No central dispatch table to edit, no LLM tool list to update, no CLI command to wire. The Zod schema is the source of truth.
capabilities_refresh — the meta-tool
The capabilities-group tool capabilities_refresh exists so the agent can keep its own tool inventory fresh. It walks getAllTools() and mcpxClient.listTools(), then asks Claude (via chunker_model) to produce a thematic summary — one line per theme (e.g. "Gmail — read, send, draft, search, and reply to emails") rather than a line per tool. The result is written to .botholomew/capabilities.md (preserving frontmatter). Because that file is loaded into every system prompt, the next boot picks up the new inventory without another round-trip. Specific tool names are intentionally absent from the rendered file; the agent uses mcp_list_tools / mcp_search / mcp_info to look them up at call-time. See persistent-context.md for when the agent should call it. The matching CLI surface is botholomew capabilities, and the slash command is /capabilities.
Why Zod for the schema?
Zod gives us three things at once:
- Runtime validation.
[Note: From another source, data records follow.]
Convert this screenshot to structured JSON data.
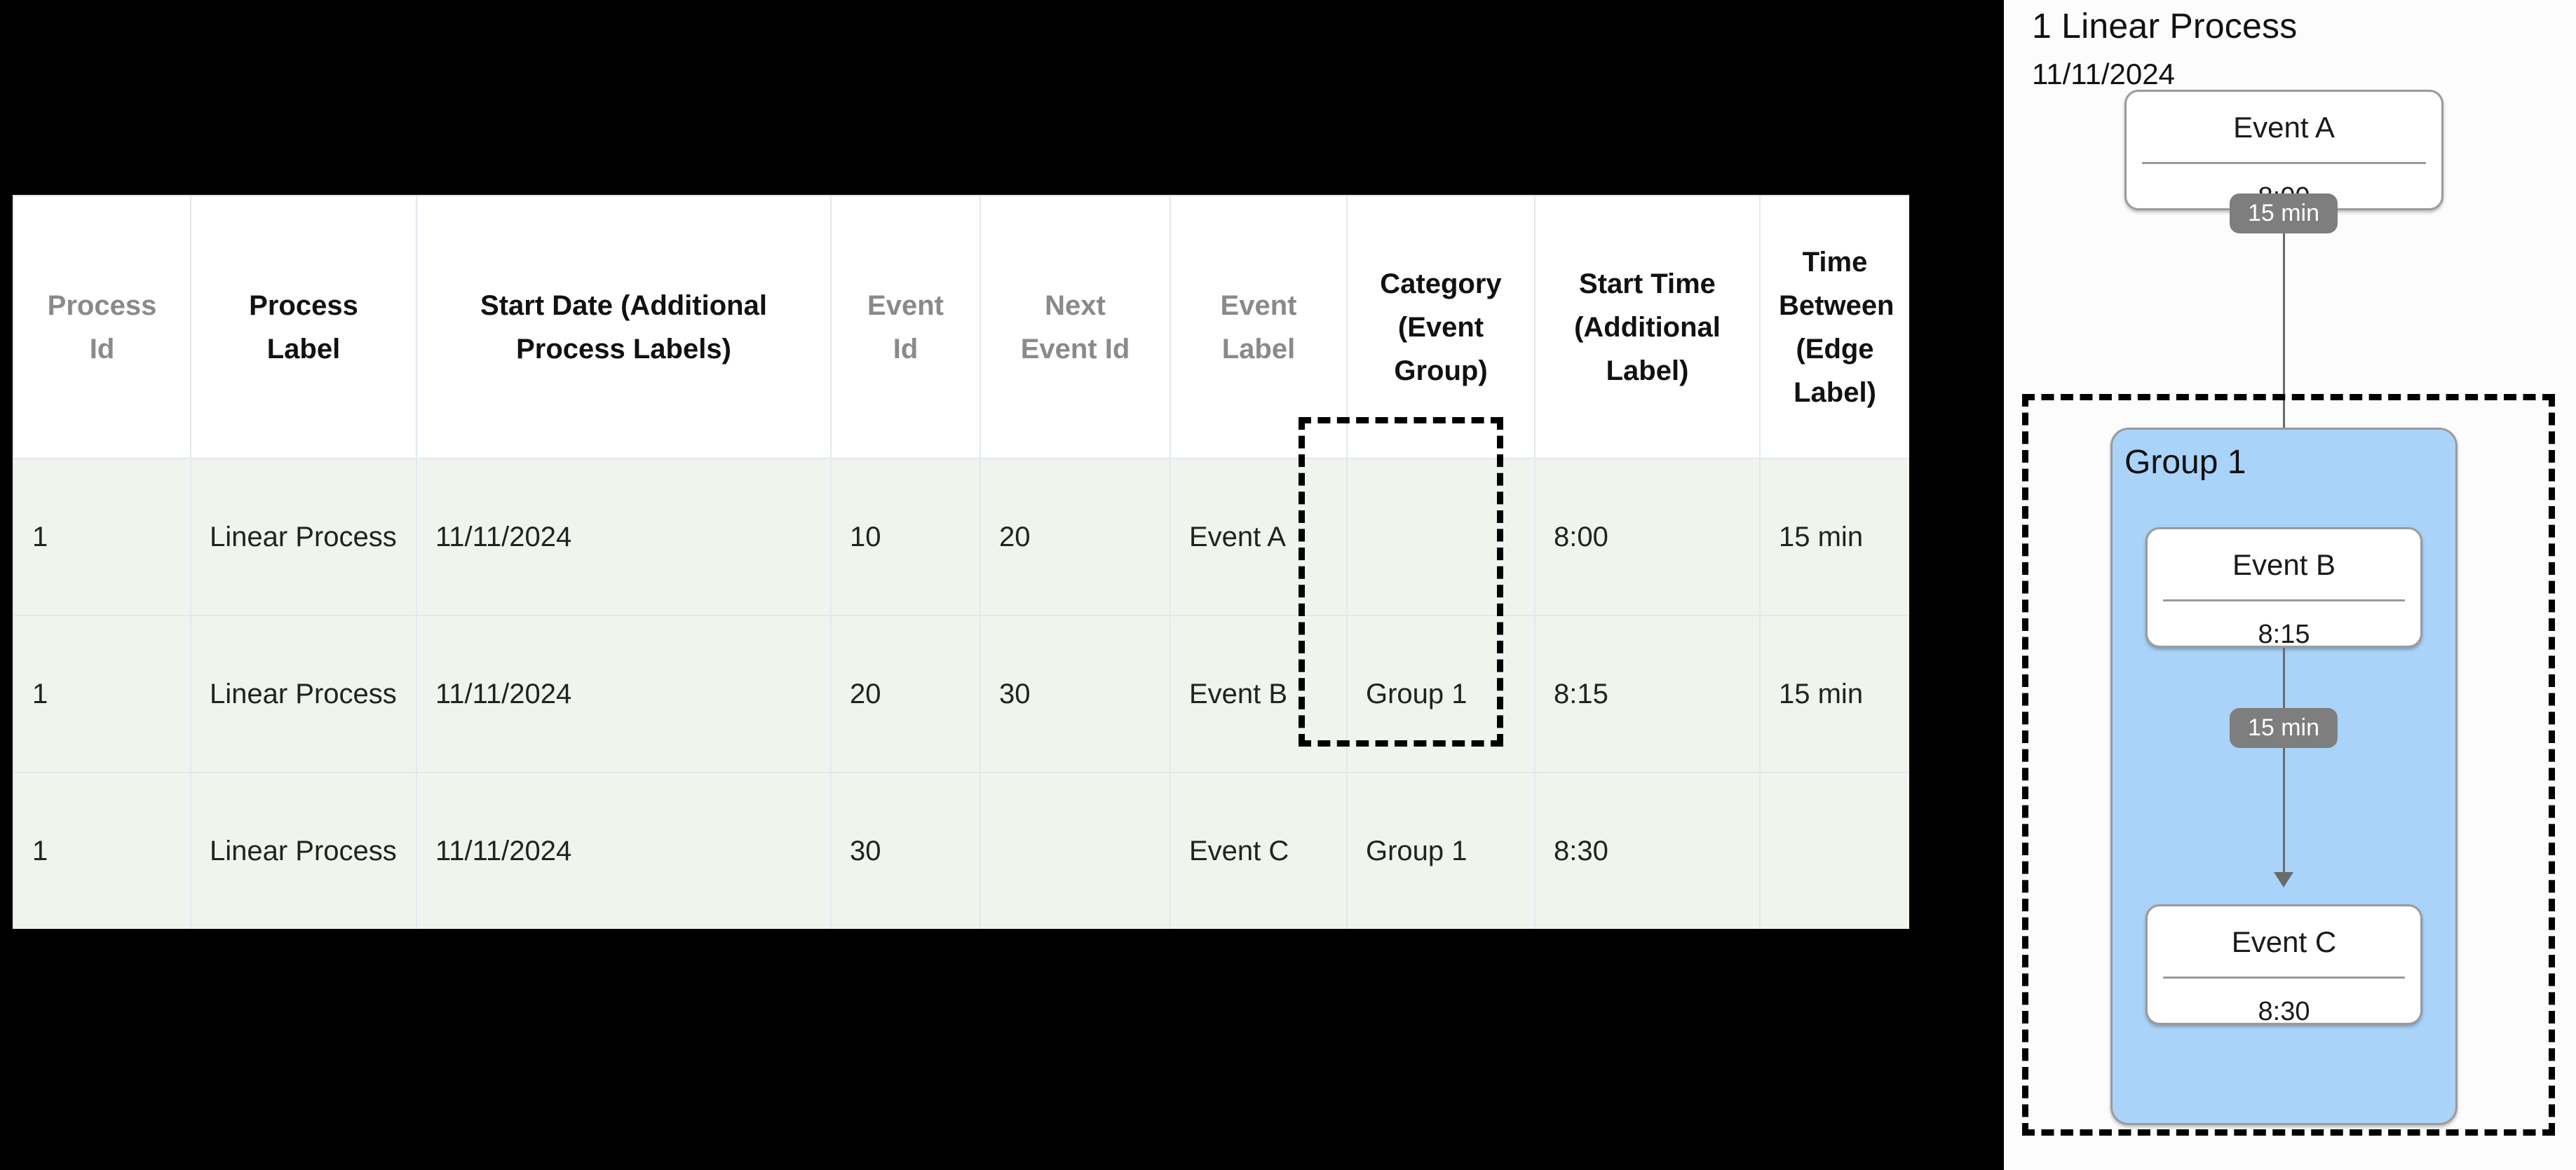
{
  "table": {
    "columns": [
      {
        "label": "Process\nId",
        "muted": true
      },
      {
        "label": "Process\nLabel",
        "muted": false
      },
      {
        "label": "Start Date (Additional\nProcess Labels)",
        "muted": false
      },
      {
        "label": "Event\nId",
        "muted": true
      },
      {
        "label": "Next\nEvent Id",
        "muted": true
      },
      {
        "label": "Event\nLabel",
        "muted": true
      },
      {
        "label": "Category\n(Event\nGroup)",
        "muted": false
      },
      {
        "label": "Start Time\n(Additional\nLabel)",
        "muted": false
      },
      {
        "label": "Time\nBetween\n(Edge\nLabel)",
        "muted": false
      }
    ],
    "headers": [
      "Process Id",
      "Process Label",
      "Start Date (Additional Process Labels)",
      "Event Id",
      "Next Event Id",
      "Event Label",
      "Category (Event Group)",
      "Start Time (Additional Label)",
      "Time Between (Edge Label)"
    ],
    "rows": [
      {
        "process_id": "1",
        "process_label": "Linear Process",
        "start_date": "11/11/2024",
        "event_id": "10",
        "next_event_id": "20",
        "event_label": "Event A",
        "category": "",
        "start_time": "8:00",
        "time_between": "15 min"
      },
      {
        "process_id": "1",
        "process_label": "Linear Process",
        "start_date": "11/11/2024",
        "event_id": "20",
        "next_event_id": "30",
        "event_label": "Event B",
        "category": "Group 1",
        "start_time": "8:15",
        "time_between": "15 min"
      },
      {
        "process_id": "1",
        "process_label": "Linear Process",
        "start_date": "11/11/2024",
        "event_id": "30",
        "next_event_id": "",
        "event_label": "Event C",
        "category": "Group 1",
        "start_time": "8:30",
        "time_between": ""
      }
    ]
  },
  "diagram": {
    "title": "1 Linear Process",
    "date": "11/11/2024",
    "group_label": "Group 1",
    "nodes": [
      {
        "label": "Event A",
        "time": "8:00"
      },
      {
        "label": "Event B",
        "time": "8:15"
      },
      {
        "label": "Event C",
        "time": "8:30"
      }
    ],
    "edges": [
      {
        "label": "15 min"
      },
      {
        "label": "15 min"
      }
    ],
    "colors": {
      "group_fill": "#a9d3f8",
      "node_fill": "#ffffff",
      "node_border": "#9b9b9b",
      "edge": "#6a6a6a",
      "badge_fill": "#7e7e7e",
      "badge_text": "#ffffff",
      "dashed_border": "#000000",
      "row_fill": "#eff5ec",
      "grid_line": "#e4e7ee",
      "muted_header": "#8a8a8a"
    }
  }
}
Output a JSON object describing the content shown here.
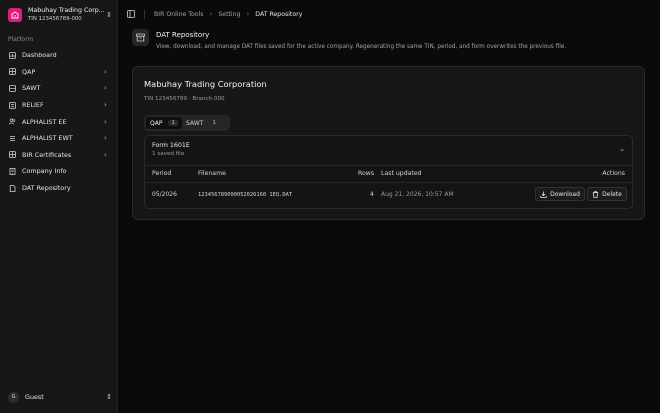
{
  "company": {
    "name": "Mabuhay Trading Corp...",
    "tin": "TIN 123456789-000"
  },
  "sidebar": {
    "group_label": "Platform",
    "items": [
      {
        "label": "Dashboard",
        "icon": "dashboard-icon"
      },
      {
        "label": "QAP",
        "icon": "grid-icon"
      },
      {
        "label": "SAWT",
        "icon": "grid-icon"
      },
      {
        "label": "RELIEF",
        "icon": "list-icon"
      },
      {
        "label": "ALPHALIST EE",
        "icon": "users-icon"
      },
      {
        "label": "ALPHALIST EWT",
        "icon": "list-icon"
      },
      {
        "label": "BIR Certificates",
        "icon": "grid-icon"
      },
      {
        "label": "Company Info",
        "icon": "building-icon"
      },
      {
        "label": "DAT Repository",
        "icon": "file-icon"
      }
    ]
  },
  "user": {
    "initial": "G",
    "name": "Guest"
  },
  "breadcrumb": {
    "root": "BIR Online Tools",
    "section": "Setting",
    "current": "DAT Repository"
  },
  "page": {
    "title": "DAT Repository",
    "description": "View, download, and manage DAT files saved for the active company. Regenerating the same TIN, period, and form overwrites the previous file."
  },
  "card": {
    "company_name": "Mabuhay Trading Corporation",
    "tin_branch": "TIN 123456789 · Branch 000",
    "tabs": [
      {
        "label": "QAP",
        "count": "1"
      },
      {
        "label": "SAWT",
        "count": "1"
      }
    ],
    "form": {
      "name": "Form 1601E",
      "count": "1 saved file",
      "columns": {
        "period": "Period",
        "filename": "Filename",
        "rows": "Rows",
        "updated": "Last updated",
        "actions": "Actions"
      },
      "rows": [
        {
          "period": "05/2026",
          "filename": "123456789000052026160 1EQ.DAT",
          "rows": "4",
          "updated": "Aug 21, 2026, 10:57 AM"
        }
      ],
      "download_label": "Download",
      "delete_label": "Delete"
    }
  },
  "colors": {
    "brand": "#e11d77",
    "background": "#0a0a0a",
    "sidebar": "#171717"
  }
}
Untrusted inputs (from the model, from the CLI) are validated before
execute()runs. A malformed tool call becomes a cleartool_resulterror the model can recover from, not a crash. - TypeScript inference.
z.infer<typeof inputSchema>givesexecute()a statically-typedinputparameter. - JSON Schema export.
z.toJSONSchema()produces the schema the Anthropic API needs without a separate definition.
The entire adapter layer is ~80 lines (src/tools/tool.ts) because Zod does the heavy lifting.